Maia Christopher, head of the Association for the Treatment of Sexual Abusers, sent Science of Us a policy paper her organization has prepared on this issue (it’s not yet online, but should be later this week). ATSA’s views on housing restrictions for sex offenders are completely straightforward: the group “does not support the use of residence restrictions as a feasible strategy for sex offender management” because of a lack of evidence they do any good.

The paper notes that these laws have proliferated — “[a]t least 30 states and hundreds of cities” have them — because of some basic misunderstandings about how sex crimes are committed. There’s a collective American fixation on the creepy image of a sex offender salivating just beyond the playground fence, but that’s just not how things usually work.

Rather, these crimes are generally committed by someone known to the victim — 93 percent of the time when it comes to child victims, according to the U.S. Bureau of Justice Statistics — and the majority take place either in the victim’s home or the home of someone they know. “Therefore,” the authors write, “policies based on ‘stranger danger’ do not adequately address the reality of sexual abuse.”

The policy paper goes on to run through some of the many studies on the subject. In Florida and Colorado, sex offenders who resided near schools or daycare centers didn’t reoffend more frequently than those who did not. In Minnesota, an analysis of 224 “sexual reoffense crimes” found that the “offender was a neighbors of the victim in only about 4% of the cases,” and “the authors concluded that residence restrictions would not have prevented even one re-offense.”

All the literature, in short, points to the same conclusion: restricting where sex offenders can live doesn’t appear to increase public safety one iota. It may decrease it, however, because the “unintended consequences of residence restrictions include transience, homelessness, instability, and other obstacles to community reentry.” Since “unemployment, unstable housing, and lack of support are associated with increased criminal recidivism,” and housing restrictions lead to all three, they’re a bad idea, ATSA argues.

As a social-science writer used to the hedge-y language of “This study suggests that A may cause B,” it felt weird to be exposed to a debate in which the evidence is stacked so highly on one side. So I sent emails to Karen Terry and Cynthia Calkins Mercado, both professors at the John Jay College of Criminal Justice whose primary area of expertise is sex offenders.

Would it really be accurate, I asked them, to say that there’s literally no evidence these policies are useful? “You are correct,” Terry wrote back. “To date, there is no empirical evidence that these policies reduce the rate of sexual offending.” Mercado concurred, and added that there’s “considerable evidence that these restrictions make readjustment to the community more difficult and thus may inadvertently increase risk for recidivism.”

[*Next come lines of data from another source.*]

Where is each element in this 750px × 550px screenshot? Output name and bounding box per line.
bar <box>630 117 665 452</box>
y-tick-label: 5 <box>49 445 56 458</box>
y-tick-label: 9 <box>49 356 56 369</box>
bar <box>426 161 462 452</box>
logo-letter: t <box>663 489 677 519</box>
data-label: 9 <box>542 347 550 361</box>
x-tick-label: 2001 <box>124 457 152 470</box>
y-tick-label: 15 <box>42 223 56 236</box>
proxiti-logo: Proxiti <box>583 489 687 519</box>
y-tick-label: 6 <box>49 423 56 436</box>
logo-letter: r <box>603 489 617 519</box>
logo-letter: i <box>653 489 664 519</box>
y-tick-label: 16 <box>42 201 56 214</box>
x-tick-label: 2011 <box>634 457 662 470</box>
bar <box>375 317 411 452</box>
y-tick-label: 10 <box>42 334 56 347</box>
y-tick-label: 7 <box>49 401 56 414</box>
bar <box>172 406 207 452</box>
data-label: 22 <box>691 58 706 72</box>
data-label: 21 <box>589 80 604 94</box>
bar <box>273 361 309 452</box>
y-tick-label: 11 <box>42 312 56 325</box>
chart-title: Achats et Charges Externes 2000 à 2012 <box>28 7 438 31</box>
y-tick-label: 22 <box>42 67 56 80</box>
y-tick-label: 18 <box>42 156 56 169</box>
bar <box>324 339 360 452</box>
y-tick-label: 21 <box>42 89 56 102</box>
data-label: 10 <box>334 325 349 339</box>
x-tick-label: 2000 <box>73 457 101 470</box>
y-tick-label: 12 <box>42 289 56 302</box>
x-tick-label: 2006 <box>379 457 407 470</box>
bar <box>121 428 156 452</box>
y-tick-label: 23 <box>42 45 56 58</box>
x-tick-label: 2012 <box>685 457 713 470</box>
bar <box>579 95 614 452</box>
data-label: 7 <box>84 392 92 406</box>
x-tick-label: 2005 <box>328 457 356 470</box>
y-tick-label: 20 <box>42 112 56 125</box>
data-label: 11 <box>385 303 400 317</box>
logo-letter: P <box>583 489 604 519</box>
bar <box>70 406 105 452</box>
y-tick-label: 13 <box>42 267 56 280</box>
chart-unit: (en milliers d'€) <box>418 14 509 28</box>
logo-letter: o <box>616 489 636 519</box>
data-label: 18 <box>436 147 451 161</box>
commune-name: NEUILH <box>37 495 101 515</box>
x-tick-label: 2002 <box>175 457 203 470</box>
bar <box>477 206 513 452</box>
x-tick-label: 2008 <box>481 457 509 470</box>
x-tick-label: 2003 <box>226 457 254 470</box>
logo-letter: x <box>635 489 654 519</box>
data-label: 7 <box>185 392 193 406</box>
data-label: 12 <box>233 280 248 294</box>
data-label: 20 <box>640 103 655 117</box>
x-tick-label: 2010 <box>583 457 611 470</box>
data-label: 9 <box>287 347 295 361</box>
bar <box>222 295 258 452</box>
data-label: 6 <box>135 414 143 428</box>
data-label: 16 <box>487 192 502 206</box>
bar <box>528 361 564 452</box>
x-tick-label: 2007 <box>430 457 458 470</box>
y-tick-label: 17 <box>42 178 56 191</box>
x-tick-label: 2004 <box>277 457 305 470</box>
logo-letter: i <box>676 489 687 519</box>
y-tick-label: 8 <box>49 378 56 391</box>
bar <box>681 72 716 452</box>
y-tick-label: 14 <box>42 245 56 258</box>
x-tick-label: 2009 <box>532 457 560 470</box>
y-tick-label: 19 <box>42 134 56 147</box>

It should be said that these restrictions are just one part of a larger story — as Human Rights Watch, Radley Balko, and others have pointed out, U.S. laws governing sex offenses are broken in a myriad of ways. But getting rid of such housing laws would still be a step in the right direction, so it’s too bad that this is a pipe dream, at least in the short term. After all, what politician wants to stand up and say, “You know what? I think sex offenders should be able to live closer to children”?